We report 2 rare cases of silent lung in this article and summarize the pathogenesis, inducing factors, clinical manifestations of perioperative silent lung. We also review the literature and discuss our solutions and propose other possible solutions for the treatment of silent lung emergencies in clinical settings in order to provide reference for clinical practice of anesthesiologists. Of the patients, 1 displayed a sudden decrease in ventilation volume, an increase in airway resistance, and was changed to pure oxygen. The manual ventilation failed, and there was no fluctuation of the thorax and no respiratory sound during auscultation. Cardiopulmonary resuscitation (CPR) was initiated when cardiac arrest was imminent after hypoxia. The other patient had high airway resistance after anesthesia-induced endotracheal intubation, could not be ventilated, and the carbon dioxide (CO) waveform at the end of breathing disappeared.
Both patients had severe bronchospasm; that is, silent lung. The 2 patients improved after hand-controlled ventilation and the administration of adrenaline and methylprednisolone, and ultimately recovered ventilation.

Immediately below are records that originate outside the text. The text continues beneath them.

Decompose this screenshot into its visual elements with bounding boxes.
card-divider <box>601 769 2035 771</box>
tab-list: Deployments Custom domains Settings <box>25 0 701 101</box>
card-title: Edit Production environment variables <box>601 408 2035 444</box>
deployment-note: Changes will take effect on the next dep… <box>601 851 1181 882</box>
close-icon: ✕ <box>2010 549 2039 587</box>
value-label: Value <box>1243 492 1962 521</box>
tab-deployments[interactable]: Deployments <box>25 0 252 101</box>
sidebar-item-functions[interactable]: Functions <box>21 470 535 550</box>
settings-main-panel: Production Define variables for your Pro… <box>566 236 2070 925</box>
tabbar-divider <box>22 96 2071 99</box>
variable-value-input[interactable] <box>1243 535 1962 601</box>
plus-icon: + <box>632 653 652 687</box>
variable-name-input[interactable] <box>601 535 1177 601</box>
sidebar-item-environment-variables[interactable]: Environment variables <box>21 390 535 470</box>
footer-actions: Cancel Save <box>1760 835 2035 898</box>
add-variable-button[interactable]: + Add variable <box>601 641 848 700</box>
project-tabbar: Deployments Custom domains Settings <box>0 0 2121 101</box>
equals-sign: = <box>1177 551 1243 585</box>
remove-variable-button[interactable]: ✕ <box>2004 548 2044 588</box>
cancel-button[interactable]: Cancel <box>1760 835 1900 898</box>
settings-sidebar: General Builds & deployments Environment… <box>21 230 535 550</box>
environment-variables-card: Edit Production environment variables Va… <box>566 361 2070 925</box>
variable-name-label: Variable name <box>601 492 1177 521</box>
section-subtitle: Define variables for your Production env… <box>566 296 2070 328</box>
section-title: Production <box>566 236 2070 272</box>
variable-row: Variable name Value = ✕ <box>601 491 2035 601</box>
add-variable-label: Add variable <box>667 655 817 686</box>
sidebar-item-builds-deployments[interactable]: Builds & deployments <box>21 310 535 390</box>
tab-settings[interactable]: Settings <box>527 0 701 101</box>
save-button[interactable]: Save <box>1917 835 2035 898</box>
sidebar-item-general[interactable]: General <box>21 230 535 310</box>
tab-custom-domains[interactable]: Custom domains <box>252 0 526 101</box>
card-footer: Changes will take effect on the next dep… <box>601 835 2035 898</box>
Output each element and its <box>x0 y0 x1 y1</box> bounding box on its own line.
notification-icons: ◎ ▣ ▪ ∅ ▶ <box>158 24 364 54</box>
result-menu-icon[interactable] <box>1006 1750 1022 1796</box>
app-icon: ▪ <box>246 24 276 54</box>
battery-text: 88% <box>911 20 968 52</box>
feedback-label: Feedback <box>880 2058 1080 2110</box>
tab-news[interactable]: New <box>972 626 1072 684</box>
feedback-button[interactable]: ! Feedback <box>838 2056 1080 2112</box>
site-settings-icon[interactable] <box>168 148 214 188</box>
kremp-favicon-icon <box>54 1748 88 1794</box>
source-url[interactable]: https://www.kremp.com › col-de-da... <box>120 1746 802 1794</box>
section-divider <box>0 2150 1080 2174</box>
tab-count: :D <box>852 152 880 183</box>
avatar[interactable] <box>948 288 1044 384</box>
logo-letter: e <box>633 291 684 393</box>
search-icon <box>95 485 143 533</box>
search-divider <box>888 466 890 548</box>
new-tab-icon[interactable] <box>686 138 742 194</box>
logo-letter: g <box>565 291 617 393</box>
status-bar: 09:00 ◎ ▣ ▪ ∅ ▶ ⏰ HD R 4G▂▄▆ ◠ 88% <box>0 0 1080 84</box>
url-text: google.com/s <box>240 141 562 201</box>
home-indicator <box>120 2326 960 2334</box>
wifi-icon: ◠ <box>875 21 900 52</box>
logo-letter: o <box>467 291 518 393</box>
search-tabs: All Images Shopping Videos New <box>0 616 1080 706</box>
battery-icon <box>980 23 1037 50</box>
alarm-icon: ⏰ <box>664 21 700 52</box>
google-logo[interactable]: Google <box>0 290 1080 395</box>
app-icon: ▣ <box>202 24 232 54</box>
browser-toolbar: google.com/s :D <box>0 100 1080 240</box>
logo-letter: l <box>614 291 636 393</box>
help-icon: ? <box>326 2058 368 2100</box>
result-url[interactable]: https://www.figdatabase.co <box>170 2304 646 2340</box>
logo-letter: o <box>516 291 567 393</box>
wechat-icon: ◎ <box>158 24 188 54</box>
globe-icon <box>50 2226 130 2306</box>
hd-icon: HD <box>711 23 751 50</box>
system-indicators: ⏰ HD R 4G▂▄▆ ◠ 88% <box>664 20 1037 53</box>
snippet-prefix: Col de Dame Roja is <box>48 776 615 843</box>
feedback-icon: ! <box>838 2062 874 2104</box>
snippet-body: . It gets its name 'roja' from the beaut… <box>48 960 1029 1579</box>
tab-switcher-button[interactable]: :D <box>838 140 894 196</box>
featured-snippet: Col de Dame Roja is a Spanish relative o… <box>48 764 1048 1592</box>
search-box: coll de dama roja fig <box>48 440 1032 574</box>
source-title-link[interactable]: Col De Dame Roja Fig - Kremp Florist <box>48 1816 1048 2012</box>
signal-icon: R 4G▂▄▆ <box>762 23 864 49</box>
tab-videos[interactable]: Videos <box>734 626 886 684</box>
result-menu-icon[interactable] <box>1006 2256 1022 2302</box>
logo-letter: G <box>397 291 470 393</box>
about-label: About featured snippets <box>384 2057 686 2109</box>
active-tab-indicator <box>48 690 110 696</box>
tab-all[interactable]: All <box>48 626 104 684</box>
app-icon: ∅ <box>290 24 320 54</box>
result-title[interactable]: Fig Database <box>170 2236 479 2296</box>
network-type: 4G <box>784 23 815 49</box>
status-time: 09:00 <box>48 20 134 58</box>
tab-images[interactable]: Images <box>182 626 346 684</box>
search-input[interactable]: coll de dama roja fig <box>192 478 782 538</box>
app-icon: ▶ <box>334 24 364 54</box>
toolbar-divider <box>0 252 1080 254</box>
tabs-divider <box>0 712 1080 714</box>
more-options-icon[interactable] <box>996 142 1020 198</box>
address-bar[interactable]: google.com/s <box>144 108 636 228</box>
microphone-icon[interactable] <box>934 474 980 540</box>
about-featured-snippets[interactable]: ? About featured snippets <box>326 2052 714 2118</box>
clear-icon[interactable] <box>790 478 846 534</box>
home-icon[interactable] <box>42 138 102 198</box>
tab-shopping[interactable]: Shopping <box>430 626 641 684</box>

寂静肺是一种罕见且可能致命的疾病。它是强烈支气管痉挛或广泛黏液栓阻塞的关键体征,可导致呼吸音明显减弱甚至消失。寂静肺起病急、进展快,严重威胁患者生命。需要早期诊断、及时有效的治疗来逆转患者持续的严重支气管痉挛。若不及时处理,寂静肺可导致严重低氧血症迅速发作、缺氧性脑损伤,甚至心脏骤停。关于寂静肺的病因及具体治疗方法的报道较少。
本文报告2例罕见的寂静肺病例,并总结围手术期寂静肺的发病机制、诱发因素、临床表现。我们还回顾了文献,讨论了我们的解决方案,并提出了临床环境中治疗寂静肺急症的其他可能解决方案,以便为麻醉医生的临床实践提供参考。其中1例患者通气量突然下降、气道阻力增加,改为纯氧通气。手控通气失败,听诊时胸廓无起伏且无呼吸音。缺氧后心脏骤停即将发生时开始进行心肺复苏(CPR)。另一例患者麻醉诱导气管插管后气道阻力高,无法通气,呼气末二氧化碳(CO)波形消失。
2例患者均发生了严重支气管痉挛,即寂静肺。2例患者经手控通气及给予肾上腺素和甲泼尼龙后病情改善,最终恢复通气。